[LLVMdev] mcjit
Kaylor, Andrew
andrew.kaylor at intel.com
Tue Jul 31 10:25:33 PDT 2012
Hi Pawel,
Everthing Verena said is an accurate reflection of the current LLVM trunk implementation of MCJIT. However, I have a couple of additional comments.
>* MCJIT doesn't work on Windows, because it doesn't support COFF. If you want to use it on Windows you have to either target Mach-O (not
> clear whether that will work in general) or ELF (need to get a patch from Intel to be able to use this).
I'm hoping to get a solution into LLVM trunk soon to enable ELF on Windows. It's not at the top of the priority list, but it's one of the things I proposed in a recent list of MCJIT work and I expect to reopen the discussion to seek a general solution in the next couple of weeks.

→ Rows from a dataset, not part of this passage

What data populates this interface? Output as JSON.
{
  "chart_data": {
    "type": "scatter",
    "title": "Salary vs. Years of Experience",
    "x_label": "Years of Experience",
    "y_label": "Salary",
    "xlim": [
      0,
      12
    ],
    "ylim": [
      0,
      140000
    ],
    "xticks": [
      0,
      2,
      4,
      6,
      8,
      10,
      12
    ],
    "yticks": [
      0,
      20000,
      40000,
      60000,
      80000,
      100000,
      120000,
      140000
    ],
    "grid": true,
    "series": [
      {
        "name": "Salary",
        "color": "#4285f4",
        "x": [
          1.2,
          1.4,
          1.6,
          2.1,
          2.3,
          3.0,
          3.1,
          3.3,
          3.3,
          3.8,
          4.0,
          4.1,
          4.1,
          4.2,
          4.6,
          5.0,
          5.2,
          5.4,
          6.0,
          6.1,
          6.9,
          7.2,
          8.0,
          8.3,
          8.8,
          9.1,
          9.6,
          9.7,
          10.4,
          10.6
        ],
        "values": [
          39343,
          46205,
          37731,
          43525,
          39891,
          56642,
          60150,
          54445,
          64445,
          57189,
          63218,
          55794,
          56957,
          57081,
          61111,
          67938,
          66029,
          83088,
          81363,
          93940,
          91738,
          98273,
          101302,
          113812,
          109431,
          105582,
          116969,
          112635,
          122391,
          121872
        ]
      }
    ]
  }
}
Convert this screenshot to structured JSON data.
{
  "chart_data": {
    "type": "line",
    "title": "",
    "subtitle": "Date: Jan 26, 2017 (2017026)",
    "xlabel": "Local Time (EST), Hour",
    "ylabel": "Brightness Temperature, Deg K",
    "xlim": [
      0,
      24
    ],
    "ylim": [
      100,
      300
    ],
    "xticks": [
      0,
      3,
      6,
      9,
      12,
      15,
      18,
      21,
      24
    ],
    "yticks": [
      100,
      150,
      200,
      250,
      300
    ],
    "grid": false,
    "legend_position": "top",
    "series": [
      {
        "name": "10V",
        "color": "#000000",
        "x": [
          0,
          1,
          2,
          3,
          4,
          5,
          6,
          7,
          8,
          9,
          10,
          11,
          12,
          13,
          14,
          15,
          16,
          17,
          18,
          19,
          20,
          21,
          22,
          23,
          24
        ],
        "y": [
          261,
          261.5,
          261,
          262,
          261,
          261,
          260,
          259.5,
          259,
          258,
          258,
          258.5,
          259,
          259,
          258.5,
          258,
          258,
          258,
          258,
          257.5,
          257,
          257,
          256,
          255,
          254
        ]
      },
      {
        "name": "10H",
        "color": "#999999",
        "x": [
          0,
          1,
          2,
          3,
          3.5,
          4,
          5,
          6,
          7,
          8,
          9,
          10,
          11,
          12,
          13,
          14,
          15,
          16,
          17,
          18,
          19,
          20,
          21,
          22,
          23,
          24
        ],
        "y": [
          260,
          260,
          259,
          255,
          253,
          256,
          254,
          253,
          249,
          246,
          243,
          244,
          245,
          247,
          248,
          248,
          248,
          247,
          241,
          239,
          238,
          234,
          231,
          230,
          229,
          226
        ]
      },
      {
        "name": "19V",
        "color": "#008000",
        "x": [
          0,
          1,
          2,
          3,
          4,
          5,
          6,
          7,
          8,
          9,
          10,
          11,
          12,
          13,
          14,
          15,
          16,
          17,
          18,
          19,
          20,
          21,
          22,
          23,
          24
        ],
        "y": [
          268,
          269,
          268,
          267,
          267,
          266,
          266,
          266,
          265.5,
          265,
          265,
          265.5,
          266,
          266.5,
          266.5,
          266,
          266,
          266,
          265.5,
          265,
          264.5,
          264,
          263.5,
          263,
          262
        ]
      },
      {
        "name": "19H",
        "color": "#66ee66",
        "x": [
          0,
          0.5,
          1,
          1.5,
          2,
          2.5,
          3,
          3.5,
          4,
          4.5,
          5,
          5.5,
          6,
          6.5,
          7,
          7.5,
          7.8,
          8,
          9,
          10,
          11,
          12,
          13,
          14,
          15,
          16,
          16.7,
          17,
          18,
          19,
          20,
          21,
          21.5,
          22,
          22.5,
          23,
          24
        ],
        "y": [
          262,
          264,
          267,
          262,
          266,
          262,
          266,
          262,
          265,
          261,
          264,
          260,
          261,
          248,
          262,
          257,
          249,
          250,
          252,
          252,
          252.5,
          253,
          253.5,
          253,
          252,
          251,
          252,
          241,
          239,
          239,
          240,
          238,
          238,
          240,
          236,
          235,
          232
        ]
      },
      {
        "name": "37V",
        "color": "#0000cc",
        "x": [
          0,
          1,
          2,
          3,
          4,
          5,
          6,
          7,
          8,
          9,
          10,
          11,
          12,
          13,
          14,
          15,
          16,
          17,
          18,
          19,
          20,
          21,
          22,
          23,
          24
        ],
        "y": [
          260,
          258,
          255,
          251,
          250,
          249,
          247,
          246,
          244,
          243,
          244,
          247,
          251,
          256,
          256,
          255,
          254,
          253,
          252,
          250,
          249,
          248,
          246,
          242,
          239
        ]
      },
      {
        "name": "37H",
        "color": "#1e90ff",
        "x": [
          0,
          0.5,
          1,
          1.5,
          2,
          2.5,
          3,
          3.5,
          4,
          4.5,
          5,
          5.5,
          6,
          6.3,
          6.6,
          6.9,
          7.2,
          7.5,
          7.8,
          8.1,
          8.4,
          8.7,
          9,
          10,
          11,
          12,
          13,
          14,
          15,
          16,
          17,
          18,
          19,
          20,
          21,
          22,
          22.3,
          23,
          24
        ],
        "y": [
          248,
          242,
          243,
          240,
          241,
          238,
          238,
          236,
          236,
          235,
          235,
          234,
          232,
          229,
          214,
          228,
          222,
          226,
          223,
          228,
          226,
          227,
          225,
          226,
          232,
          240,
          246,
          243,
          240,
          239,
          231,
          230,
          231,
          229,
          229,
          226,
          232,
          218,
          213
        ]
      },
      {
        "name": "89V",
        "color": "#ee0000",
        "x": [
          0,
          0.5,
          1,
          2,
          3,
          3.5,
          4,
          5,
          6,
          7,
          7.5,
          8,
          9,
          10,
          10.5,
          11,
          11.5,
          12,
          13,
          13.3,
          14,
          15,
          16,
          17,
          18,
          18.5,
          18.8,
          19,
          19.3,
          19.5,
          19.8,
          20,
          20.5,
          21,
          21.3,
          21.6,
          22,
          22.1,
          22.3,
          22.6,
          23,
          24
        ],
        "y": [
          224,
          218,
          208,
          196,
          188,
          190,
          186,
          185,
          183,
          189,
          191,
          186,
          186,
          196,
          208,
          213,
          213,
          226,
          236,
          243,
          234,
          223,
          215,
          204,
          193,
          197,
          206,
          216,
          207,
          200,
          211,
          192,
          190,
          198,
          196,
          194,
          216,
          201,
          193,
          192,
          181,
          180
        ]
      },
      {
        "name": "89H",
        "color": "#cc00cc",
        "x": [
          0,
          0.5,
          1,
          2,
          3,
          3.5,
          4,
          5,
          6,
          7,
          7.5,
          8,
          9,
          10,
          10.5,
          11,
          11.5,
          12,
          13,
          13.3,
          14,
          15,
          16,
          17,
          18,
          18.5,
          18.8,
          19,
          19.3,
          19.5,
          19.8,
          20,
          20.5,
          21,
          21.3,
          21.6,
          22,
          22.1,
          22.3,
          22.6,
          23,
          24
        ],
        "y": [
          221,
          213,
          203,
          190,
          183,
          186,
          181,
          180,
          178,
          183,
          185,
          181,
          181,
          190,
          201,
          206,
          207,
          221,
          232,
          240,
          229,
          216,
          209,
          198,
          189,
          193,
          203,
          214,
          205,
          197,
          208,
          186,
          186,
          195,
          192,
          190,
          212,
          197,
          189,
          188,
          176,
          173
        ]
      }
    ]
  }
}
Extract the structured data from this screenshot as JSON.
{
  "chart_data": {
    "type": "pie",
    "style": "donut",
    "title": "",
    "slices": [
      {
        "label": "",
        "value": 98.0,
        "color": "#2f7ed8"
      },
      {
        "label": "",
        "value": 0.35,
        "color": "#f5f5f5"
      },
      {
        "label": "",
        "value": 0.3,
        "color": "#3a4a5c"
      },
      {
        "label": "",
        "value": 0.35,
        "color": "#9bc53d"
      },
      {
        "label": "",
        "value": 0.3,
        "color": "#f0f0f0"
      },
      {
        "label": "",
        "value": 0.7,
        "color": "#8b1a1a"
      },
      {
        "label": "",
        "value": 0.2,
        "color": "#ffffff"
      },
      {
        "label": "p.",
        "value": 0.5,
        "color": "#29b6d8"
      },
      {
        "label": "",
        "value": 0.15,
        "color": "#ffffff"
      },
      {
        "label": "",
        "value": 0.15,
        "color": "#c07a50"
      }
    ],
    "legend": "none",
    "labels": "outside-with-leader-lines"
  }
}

>* In JIT codegen happens when you call getPointerToFunction. In MCJIT this happens when you create the ExecutionEngine. So you cannot
> have any code generation after that. Creation of the ExecutionEngine should be the last thing you do (before calling
> getPointerToFunction).
I'll be submitting a patch very soon to delay code generation until getPointerToFunction is called.
> * MCJIT supports only a single Module. You need all your code to be self-contained, If you call functions in other Modules there will be
> a ("liker" type) error.
It is possible to create one MCJIT engine per module and cross-link between the modules. I'd need to review some code to give you details but I know that it works. The MCJIT engine uses a memory manager to look up unresolved functions (that is, function that are external to the single module passed to an instance of MCJIT).
I hope that as someone using the MCJIT feature you will participate in the discussion of the MCJIT enhancements as it unfolds. You can find the start of the discussion here:
http://lists.cs.uiuc.edu/pipermail/llvmdev/2012-July/052022.html
-Andy
On 31/07/2012 11:16, Paweł Bylica wrote:
> Thu Jul 12 03:42:12 CDT 2012, Verena Beckham verena at codeplay.com :
>> I would not say it is trivial, having done it myself.
>>
>> MCJIT also doesn't support multiple modules, and it does not do
>> JITing on demand, instead, it does all of it at the same time in the
>> constructor (unless that is what you call "not lazy").
>> So depending on how you've written your code there is some
>> significant reshuffling to do to, to move the creation of the
>> ExecutionEngine to the end, and possibly add ExecutionEngines.
>>
>> Verena
>
> Can you share any information how to do it?
>
>>
>>
>> On 11/07/2012 17:14, Jim Grosbach wrote:
>>>
>>> On Jul 11, 2012, at 6:04 AM, Benjamin Kramer wrote:
>>>
>>>>
>>>> On 11.07.2012, at 14:39, Reed Kotler <rkotler at mips.com> wrote:
>>>>
>>>>> Does anyone know which projects rely on mcjit?
>>>>>
>>>>> There is the oldjit too; it's still being used?
>>>>
>>>> The most prominent user of the MC JIT is probably LLDB.
>>>>
>>>> The only issue with MCJIT I know of is the lack of windows support, and I expect oldjit to go away once that is sorted out. Switching between the JIT implementations is really trivial and transparent, if you don't have to support windows it's worth a try.
>>>>
>>>
>>> MCJIT also doesn't yet support lazy compilation. That's not a big problem to add; it's just not been necessary for anyone yet.